Rotavirus-Mediated Prostaglandin E2 Production in MA104 Cells Promotes Virus Attachment and Internalisation, Resulting in an Increased Viral Load

Abstract

Rotaviruses are one of the leading causes of severe dehydrating diarrhoea in infants and children under the age of five. Despite the introduction of vaccines, disease burden remains high in sub-Saharan Africa, with no known anti-viral treatments available. During early infection rotavirus attaches to several cellular receptors and enters the cells by either clathrin-dependent or -independent endocytosis. Prostaglandin E2, an abundant eicosanoid, is produced from arachidonic acid during rotavirus infection and inhibition of prostaglandin E2 formation have a deleterious effect on rotavirus infection. In this study, MA104 cells were supplemented with γ-linolenic acid (GLA), a precursor of arachidonic acid.
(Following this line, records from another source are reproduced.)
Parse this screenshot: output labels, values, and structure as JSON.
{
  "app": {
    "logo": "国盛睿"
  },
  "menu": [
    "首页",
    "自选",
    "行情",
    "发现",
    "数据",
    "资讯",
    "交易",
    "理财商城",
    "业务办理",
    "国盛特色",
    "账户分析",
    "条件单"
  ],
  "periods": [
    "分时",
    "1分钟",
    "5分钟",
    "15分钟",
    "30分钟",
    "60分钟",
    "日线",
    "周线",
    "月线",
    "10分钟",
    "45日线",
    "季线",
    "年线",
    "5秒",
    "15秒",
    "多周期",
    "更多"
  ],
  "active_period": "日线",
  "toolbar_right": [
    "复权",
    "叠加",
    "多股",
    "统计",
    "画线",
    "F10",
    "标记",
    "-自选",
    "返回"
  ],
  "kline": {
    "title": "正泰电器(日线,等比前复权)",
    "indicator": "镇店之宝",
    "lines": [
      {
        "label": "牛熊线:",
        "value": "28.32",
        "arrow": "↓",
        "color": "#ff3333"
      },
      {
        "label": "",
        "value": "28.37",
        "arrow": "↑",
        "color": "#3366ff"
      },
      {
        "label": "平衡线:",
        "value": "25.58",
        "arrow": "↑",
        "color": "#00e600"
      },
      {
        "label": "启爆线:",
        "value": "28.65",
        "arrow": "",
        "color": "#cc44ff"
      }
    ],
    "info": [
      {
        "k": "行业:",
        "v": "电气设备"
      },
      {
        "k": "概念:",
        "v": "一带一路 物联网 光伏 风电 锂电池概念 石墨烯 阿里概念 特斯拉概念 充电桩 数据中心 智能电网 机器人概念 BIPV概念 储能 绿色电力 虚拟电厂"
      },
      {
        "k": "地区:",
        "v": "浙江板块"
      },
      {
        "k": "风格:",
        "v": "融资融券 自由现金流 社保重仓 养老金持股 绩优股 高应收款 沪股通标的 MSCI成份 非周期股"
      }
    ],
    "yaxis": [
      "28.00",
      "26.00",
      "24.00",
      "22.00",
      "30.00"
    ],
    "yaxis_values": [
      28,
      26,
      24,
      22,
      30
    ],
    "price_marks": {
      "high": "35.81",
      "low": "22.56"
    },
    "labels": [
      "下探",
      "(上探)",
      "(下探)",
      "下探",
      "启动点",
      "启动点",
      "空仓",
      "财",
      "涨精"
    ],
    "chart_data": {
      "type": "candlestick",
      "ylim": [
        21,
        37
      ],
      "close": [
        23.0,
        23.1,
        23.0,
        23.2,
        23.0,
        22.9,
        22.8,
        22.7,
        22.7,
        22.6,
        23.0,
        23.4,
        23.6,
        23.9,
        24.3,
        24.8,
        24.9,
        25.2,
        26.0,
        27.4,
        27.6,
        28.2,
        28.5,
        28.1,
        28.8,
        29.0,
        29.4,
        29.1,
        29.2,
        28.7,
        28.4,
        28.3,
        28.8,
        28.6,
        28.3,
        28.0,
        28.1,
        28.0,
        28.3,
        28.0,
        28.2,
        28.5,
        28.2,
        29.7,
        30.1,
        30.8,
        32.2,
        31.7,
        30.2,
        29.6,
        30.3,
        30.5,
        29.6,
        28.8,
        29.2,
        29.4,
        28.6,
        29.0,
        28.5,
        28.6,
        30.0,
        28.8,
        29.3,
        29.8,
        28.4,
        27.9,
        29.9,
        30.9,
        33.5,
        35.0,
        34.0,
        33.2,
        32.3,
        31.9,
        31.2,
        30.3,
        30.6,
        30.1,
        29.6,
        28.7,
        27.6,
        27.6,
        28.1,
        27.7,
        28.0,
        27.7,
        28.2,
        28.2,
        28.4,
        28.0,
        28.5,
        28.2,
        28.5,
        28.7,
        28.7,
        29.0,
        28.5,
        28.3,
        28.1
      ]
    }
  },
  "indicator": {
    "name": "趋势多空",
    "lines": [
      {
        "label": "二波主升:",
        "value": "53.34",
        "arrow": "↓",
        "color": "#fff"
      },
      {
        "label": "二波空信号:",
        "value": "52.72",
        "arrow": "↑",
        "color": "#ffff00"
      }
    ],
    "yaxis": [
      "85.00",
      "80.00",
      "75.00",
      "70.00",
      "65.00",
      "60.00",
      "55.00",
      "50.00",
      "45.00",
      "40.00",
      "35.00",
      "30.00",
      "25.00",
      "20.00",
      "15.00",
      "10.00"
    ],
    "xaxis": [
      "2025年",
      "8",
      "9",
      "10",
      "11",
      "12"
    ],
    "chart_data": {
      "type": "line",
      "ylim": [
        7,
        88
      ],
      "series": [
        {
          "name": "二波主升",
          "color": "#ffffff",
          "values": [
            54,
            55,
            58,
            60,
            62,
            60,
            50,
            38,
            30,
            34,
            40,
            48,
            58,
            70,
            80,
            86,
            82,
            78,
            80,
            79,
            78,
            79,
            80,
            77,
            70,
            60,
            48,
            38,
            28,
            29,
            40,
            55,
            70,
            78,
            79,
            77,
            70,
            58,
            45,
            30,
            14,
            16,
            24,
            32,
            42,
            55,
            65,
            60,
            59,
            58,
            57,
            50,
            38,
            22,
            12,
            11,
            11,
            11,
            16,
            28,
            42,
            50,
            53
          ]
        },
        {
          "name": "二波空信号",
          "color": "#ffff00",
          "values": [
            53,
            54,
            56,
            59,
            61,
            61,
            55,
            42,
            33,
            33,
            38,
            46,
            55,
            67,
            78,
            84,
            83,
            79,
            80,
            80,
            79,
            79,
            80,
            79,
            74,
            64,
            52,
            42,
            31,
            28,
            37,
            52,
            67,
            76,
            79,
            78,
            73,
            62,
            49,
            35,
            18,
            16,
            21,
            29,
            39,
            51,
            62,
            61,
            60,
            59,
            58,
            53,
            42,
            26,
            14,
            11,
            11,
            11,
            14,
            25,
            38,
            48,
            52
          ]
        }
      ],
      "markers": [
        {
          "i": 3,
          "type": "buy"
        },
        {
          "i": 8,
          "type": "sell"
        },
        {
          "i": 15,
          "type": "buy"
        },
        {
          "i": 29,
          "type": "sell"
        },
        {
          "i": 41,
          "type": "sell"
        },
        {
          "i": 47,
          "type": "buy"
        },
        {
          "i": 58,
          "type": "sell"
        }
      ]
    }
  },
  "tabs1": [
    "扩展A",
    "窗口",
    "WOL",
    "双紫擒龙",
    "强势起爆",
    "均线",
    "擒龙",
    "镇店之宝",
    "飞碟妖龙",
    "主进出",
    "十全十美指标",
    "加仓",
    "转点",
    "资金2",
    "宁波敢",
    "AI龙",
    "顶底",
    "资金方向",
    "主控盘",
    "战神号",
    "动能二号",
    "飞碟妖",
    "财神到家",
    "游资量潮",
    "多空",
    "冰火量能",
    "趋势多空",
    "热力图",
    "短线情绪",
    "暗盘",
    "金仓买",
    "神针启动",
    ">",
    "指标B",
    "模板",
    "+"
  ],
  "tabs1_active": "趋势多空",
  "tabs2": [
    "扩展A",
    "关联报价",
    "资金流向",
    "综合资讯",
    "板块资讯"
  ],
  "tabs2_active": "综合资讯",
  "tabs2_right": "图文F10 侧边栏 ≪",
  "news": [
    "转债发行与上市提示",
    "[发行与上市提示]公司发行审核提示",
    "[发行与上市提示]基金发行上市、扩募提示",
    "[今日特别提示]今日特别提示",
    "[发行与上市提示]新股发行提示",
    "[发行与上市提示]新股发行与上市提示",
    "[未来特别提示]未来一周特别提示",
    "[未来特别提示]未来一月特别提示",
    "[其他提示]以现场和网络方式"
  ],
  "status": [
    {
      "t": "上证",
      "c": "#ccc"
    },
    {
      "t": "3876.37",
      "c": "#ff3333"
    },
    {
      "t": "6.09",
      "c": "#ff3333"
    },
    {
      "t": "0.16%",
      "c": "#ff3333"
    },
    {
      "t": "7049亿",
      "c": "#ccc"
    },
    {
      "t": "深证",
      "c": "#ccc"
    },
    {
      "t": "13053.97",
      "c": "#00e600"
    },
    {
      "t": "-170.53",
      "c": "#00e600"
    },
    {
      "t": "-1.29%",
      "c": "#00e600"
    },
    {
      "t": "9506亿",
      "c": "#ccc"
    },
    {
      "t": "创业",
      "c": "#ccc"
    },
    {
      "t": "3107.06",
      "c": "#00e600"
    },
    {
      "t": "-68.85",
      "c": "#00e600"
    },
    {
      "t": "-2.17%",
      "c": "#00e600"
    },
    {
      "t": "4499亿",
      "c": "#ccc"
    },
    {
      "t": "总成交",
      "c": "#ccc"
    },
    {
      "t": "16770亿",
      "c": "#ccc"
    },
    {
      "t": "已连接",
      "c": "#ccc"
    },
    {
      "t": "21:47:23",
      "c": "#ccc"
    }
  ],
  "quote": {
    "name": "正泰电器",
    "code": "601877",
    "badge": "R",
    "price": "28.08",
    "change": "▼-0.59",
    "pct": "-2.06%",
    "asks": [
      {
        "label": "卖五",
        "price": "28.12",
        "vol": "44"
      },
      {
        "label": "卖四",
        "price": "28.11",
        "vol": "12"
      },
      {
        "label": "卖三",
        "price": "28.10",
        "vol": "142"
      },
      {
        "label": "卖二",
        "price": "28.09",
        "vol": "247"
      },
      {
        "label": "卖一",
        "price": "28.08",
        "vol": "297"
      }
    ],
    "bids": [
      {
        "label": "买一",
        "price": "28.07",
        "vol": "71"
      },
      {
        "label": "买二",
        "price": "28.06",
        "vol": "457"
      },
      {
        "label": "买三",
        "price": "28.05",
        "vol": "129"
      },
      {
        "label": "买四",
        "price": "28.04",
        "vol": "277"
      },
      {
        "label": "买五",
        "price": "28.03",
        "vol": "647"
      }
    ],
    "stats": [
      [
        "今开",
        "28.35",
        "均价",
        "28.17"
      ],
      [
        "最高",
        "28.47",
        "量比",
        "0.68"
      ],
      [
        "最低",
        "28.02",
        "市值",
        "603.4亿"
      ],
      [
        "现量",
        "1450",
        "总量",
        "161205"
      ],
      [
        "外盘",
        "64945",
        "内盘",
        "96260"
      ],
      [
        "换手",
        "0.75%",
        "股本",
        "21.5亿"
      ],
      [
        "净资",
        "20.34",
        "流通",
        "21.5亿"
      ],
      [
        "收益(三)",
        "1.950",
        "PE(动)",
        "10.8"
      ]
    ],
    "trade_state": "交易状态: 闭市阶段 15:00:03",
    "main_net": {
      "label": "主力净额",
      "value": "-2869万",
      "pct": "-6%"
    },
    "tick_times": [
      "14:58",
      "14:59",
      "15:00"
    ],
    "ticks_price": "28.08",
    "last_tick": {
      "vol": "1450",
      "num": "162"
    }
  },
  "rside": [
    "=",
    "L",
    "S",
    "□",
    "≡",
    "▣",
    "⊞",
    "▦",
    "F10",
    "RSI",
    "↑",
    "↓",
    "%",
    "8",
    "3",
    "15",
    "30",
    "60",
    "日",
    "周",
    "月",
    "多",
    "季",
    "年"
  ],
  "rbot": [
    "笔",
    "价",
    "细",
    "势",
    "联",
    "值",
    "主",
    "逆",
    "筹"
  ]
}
Infection of supplemented cells with rotavirus SA11 led to a depletion in the relative percentages of GLA and arachidonic acid which coincided with an increased production of prostaglandin E2 as monitored by ELISA. Confocal microscopy demonstrated that prostaglandin E2 co-localises with the viroplasm-forming proteins, NSP5 and NSP2. Due to the known association of viroplasms with lipid droplets and the fact that lipid droplets are sites for prostaglandin E2 production, our results indicate a possible role for viroplasms in the production of rotavirus-induced prostaglandin E2. Replication kinetics showed that inhibitors, targeting the biosynthesis of prostaglandin E2, had negative effects on rotavirus yield, especially during the early stages of infection. Using flow cytometry and prostaglandin E2 addback experiments, we show that prostaglandin E2 enhances the attachment and internalisation of rotavirus in MA104 cells indicating a possible role for prostaglandin E2 during clathrin-mediated rotavirus entry. The production of prostaglandin E2 during rotavirus infection could serve as a possible target for anti-viral treatment.